Acontece que esses vícios privados, para utilizar uma expressão de Bernard de Mandeville, estão produzindo virtudes públicas, dentre as quais convém ressaltar a transparência enfim alcançada das investigações da Polícia Federal, do Ministério Público e da própria CPI. Não importa que haja ainda muito por fazer, com o trabalho dos deputados se realizando parcialmente em sigilo e em reuniões fechadas. Nada como o tempo para dar transparência a atos que relutam em vir a público.
O mais relevante reside em que os vícios privados se estão tornando virtudes públicas, com o País fazendo uma parte de sua tão necessária faxina ética. O resultado da CPI, por escusos que possam ter sido para alguns os seus motivos, vai muito além do que foi planejado por certos de seus autores, contribuindo decisivamente para a formação da opinião pública brasileira.

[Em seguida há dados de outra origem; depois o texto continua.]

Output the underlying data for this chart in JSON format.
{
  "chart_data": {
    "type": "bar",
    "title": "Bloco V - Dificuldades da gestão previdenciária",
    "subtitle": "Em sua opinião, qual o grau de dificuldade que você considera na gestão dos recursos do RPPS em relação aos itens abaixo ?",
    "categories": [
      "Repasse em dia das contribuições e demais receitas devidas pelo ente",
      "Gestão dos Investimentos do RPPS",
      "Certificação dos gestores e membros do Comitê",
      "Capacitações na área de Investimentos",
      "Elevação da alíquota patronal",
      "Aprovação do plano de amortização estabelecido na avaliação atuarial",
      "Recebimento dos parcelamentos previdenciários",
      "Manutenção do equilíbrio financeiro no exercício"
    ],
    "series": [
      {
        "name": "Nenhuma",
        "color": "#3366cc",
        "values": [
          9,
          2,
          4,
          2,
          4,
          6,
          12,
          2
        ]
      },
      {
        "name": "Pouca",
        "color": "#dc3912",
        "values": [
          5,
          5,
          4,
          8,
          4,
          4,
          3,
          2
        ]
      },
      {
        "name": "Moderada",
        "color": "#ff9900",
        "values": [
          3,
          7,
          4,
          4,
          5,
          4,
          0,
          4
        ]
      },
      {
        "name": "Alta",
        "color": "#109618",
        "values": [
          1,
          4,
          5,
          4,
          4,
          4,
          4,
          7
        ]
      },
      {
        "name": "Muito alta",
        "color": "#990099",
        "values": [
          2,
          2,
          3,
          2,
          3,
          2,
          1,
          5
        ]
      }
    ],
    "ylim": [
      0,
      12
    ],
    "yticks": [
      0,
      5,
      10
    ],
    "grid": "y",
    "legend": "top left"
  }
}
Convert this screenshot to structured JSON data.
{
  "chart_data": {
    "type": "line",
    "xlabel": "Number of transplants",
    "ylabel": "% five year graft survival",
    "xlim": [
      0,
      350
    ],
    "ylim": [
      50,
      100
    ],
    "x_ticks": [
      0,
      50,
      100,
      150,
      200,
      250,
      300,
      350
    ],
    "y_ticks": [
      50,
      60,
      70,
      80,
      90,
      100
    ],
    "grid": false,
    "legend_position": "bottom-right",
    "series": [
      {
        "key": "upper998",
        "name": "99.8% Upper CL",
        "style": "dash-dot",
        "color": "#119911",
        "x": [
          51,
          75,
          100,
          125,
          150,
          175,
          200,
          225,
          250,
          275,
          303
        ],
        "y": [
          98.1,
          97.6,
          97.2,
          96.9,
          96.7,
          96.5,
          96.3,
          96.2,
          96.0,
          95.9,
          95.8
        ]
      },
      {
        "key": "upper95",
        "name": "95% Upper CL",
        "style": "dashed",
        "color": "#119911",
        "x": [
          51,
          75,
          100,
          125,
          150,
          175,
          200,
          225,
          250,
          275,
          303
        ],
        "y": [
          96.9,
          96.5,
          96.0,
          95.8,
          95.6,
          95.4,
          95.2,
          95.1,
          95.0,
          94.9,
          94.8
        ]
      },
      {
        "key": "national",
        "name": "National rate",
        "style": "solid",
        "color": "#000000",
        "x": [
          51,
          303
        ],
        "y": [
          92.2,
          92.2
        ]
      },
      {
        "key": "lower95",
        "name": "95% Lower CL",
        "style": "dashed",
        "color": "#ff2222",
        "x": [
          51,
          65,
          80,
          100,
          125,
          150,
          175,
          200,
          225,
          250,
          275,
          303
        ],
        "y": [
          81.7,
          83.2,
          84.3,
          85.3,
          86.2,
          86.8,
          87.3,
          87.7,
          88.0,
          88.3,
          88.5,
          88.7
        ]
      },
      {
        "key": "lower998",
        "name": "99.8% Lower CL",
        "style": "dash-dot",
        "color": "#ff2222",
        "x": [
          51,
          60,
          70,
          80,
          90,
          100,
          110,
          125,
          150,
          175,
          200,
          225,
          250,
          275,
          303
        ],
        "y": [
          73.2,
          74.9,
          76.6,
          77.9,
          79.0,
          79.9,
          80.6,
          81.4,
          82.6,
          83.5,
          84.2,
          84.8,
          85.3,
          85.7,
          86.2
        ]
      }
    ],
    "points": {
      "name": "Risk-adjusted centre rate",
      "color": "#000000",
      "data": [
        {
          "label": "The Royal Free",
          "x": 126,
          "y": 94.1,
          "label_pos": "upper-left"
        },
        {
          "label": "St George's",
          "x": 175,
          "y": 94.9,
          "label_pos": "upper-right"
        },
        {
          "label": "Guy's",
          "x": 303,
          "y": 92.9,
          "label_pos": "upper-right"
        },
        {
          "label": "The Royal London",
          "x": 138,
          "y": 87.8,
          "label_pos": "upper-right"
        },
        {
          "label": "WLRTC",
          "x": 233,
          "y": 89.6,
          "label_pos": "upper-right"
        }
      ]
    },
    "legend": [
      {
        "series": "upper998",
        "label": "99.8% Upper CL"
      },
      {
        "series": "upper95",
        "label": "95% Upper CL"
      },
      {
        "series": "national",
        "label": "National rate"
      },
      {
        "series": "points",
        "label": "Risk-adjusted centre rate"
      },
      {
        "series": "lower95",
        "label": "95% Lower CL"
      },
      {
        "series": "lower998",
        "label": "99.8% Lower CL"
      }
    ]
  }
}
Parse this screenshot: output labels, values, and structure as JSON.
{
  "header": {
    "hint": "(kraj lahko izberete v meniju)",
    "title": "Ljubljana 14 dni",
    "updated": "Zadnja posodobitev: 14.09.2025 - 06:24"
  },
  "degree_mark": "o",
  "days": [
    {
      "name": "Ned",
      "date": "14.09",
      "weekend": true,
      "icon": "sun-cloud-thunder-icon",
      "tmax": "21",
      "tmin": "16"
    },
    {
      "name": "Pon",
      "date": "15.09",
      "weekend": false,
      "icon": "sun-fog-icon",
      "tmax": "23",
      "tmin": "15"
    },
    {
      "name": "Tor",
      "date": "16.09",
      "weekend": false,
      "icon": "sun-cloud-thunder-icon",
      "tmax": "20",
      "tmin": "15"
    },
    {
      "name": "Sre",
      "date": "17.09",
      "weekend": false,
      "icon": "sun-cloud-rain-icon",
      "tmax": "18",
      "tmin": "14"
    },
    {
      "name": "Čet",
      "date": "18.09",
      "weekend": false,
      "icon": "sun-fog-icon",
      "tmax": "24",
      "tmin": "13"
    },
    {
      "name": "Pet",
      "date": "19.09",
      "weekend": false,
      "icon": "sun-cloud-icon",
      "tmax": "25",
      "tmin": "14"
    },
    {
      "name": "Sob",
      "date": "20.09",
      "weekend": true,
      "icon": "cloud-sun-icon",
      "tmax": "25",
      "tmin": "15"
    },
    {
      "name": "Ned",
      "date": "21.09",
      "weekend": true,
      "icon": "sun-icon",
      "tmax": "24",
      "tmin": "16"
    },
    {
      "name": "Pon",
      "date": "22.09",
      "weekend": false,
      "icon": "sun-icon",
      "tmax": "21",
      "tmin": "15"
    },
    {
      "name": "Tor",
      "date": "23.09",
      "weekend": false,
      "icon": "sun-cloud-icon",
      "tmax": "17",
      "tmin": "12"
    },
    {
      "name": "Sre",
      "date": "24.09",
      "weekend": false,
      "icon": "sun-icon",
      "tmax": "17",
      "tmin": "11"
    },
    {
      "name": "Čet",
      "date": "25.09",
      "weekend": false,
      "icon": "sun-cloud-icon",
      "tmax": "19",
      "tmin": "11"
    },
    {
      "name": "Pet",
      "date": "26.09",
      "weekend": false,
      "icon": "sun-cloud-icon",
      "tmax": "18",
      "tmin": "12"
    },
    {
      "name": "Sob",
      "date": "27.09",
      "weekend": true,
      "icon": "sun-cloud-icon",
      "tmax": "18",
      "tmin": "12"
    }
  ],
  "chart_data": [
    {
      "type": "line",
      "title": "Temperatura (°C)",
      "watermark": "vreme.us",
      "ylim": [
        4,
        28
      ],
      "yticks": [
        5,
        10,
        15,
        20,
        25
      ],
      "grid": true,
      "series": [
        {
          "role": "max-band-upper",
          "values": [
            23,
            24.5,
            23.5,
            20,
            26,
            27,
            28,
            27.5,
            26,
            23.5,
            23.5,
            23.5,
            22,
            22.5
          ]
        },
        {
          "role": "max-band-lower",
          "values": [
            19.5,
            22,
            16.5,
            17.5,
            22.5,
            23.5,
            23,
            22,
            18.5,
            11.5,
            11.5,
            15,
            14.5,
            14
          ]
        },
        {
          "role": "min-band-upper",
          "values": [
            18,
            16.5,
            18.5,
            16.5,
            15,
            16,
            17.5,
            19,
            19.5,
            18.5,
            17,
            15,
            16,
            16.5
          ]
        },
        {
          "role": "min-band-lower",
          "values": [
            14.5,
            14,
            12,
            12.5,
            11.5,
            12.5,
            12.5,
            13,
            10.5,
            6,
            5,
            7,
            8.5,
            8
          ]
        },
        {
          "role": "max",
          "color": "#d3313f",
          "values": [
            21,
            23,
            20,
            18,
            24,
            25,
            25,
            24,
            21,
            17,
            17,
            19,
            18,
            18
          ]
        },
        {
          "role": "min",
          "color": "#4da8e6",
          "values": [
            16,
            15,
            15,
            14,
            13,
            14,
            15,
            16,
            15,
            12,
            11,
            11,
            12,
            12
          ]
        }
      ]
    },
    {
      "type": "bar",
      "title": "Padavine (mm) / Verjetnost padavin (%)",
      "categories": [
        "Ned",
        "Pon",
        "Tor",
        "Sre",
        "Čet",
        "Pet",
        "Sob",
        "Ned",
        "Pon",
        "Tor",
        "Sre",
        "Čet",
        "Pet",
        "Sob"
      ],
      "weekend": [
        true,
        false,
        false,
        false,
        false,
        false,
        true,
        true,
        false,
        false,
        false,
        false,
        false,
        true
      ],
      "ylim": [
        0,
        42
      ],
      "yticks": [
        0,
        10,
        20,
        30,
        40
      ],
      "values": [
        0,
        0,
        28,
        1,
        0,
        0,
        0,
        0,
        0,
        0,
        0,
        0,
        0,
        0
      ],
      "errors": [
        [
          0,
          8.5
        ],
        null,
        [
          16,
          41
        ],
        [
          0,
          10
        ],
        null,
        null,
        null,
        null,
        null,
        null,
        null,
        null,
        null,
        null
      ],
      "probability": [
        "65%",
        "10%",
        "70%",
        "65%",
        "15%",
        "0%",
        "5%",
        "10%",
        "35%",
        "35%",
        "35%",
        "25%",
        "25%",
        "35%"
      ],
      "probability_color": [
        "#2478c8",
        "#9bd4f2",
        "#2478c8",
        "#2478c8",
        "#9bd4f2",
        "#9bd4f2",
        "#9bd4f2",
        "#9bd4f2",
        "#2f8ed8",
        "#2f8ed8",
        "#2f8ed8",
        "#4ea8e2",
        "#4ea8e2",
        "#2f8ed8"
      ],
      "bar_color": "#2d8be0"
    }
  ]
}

A reelaboração do projeto de lei do Código Florestal é outro exemplo de uma retomada do protagonismo legislativo - no caso, da Câmara dos Deputados. Não podemos esquecer que o projeto ganhou nova dimensão e abrangência graças ao relatório do deputado Aldo Rebelo, indo em seguida para o Senado, onde foi reformulado a partir de um acordo suprapartidário, e voltando depois para a Câmara.
Houve um impasse, com alguns defendendo a simples aprovação do texto do Senado, outros advogando por outra reformulação, na defesa dos pequenos agricultores, que não teriam condições de atender a todas as exigências de recomposição das áreas de proteção permanente (APPs). Os mal informados andam dizendo que foi uma reação do agronegócio, quando para este não faz a menor diferença a recomposição de APPs, pois suas áreas são grandes e não perderia com isso. O impacto é maior entre os agricultores familiares, os pequenos e médios produtores, para os quais alguns metros a mais ou a menos nas margens de rios fazem enorme diferença.
Os deputados foram sensíveis a essa escuta, com o presidente da Câmara se comprometendo a pôr o texto em votação, o que alguns mais radicais se recusavam a fazer. Terminou valendo o ponto de vista propriamente institucional de uma votação necessária, pois o País não pode mais continuar nessa insegurança. A Câmara dos Deputados soube, assim, se colocar como protagonista, contribuindo para melhorar a sua imagem perante a opinião pública. O Brasil está ganhando com isso.